Although cat hair made Jackie’s throat itch and burn, she had agreed to take care of Betsy for the weekend. She filled her mother’s wooden basket with a stained burgundy towel and placed the fan in a strategic position so that Bill’s cat could keep semi-cool despite the second heat wave scorching Brooklyn that July.
Bill said he was only going to be gone for the long weekend. A coworker was sick and he had volunteered to fly to Denver at the last minute. Both of them had been hoping Bill would get a promotion for a while now. Bill wanted more leisure time to go golfing with John and Larry on Staten Island. He used to take his ex-girlfriend Sadie golfing all the time, but Jackie’s frizzy red hair, freckled body, and fondness for cut-off jean shorts embarrassed him in public.
They had slept together for the first time six months ago. Every Sunday morning in February, Bill would lie next to Jackie and pull back her flannel sheets so he could play connect the dots on her legs. Slowly tracing from freckle to freckle as she read him short fiction from her favorite book of love stories. By April, he only touched her in the dark.

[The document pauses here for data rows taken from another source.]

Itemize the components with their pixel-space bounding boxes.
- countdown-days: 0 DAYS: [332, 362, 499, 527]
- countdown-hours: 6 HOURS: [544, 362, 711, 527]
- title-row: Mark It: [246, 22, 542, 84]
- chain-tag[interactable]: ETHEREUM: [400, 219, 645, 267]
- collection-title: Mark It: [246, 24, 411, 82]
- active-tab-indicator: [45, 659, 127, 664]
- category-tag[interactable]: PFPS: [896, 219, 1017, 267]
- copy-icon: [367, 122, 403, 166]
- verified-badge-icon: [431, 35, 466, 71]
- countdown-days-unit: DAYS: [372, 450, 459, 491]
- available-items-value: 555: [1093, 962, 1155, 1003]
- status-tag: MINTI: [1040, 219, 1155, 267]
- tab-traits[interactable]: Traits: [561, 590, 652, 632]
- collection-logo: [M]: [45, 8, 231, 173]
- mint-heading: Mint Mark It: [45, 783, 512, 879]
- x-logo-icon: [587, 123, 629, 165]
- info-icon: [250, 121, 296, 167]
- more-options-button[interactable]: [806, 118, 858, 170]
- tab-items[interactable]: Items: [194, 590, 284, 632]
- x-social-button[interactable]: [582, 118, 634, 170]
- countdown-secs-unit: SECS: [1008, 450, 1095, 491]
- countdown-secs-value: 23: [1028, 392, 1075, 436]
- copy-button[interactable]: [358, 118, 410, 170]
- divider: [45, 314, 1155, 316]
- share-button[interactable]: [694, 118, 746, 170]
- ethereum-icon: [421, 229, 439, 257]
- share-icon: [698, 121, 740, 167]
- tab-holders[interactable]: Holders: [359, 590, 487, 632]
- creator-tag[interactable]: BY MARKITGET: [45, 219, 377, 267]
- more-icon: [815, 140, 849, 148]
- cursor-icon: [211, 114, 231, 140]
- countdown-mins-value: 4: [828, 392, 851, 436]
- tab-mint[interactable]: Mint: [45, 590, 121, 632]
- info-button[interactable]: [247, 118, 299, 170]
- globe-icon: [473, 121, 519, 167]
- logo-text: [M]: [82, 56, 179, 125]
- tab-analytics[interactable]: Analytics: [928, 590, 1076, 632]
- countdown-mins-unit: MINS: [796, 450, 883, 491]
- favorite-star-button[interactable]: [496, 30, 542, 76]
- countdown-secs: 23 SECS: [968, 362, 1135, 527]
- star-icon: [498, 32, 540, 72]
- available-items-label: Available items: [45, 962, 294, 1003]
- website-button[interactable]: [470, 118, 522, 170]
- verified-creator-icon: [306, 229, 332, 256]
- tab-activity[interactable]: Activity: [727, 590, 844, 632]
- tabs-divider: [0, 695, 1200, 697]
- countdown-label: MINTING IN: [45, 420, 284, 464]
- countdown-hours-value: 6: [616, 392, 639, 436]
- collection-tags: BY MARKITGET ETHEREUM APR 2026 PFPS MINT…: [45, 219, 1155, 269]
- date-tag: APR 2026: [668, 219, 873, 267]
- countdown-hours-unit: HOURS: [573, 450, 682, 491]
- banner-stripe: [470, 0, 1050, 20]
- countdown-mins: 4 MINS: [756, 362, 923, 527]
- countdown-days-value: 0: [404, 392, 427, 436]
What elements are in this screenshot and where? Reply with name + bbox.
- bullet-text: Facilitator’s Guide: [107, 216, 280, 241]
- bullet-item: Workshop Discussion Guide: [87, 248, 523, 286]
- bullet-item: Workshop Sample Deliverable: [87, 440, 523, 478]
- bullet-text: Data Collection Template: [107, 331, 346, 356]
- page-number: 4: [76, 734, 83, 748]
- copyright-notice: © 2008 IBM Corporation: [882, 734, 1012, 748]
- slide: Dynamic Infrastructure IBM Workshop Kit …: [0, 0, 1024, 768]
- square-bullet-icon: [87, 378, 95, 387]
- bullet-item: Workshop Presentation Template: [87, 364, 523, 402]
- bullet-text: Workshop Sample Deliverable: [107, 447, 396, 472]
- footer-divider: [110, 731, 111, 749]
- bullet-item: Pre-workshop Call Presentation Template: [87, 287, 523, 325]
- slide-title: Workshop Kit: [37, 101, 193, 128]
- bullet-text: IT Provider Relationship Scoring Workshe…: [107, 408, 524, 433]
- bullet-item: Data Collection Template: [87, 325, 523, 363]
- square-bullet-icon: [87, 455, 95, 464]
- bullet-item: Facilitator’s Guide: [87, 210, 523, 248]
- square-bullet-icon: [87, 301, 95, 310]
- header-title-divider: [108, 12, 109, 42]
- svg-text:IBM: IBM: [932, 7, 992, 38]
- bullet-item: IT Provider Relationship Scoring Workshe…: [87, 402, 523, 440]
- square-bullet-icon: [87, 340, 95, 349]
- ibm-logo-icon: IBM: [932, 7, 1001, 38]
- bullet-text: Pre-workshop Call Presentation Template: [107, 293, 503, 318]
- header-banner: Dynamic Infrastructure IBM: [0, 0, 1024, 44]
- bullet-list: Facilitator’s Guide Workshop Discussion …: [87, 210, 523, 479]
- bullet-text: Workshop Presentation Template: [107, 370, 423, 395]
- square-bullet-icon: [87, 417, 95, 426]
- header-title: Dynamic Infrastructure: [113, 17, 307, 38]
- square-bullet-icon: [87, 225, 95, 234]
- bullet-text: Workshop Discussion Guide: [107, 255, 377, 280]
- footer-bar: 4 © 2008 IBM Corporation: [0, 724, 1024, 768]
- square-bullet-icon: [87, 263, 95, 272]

Jackie liked home-garden magazines and Saturday trips to the Museum of Natural History. She thought a promotion would mean more time for her and Bill to enjoy egg-salad sandwiches in Central Park before heading off to gaze at whale bones.
On the first day alone with Betsy, Jackie poured herself her usual half glass of diet coke and downed two Benadryl to calm the itching in her throat. She sat on the worn lime futon and watched the Price is Right as Betsy weaved between her sturdy ankles. Her fur was soft and cooling. This is nice, Jackie thought and closed her sun-burnt eyelids.
By the twelfth day Jackie had already made three trips to Barton’s to pick up pills, Clorox bleach, paper towels, and push-up pops. If Bill wasn’t going to pick up her calls or return her messages, the least she could do was eat something that would change her mood. Flinstone push-up pops were Jackie’s favorite and Al had just recently increased his route to include her street at lunchtime and dusk. But Betsy’s presence in the apartment inhibited Jackie from having the freedom to suddenly dart down the stairs when she heard the ice cream truck’s music drift up to her fifth floor window.
While Bill lit up his cigar in the silent hotel room, Jackie settled for plain cherry push-up pops. The taste of red childhood medicine lingered on her tongue as she moved over the plants for the fan.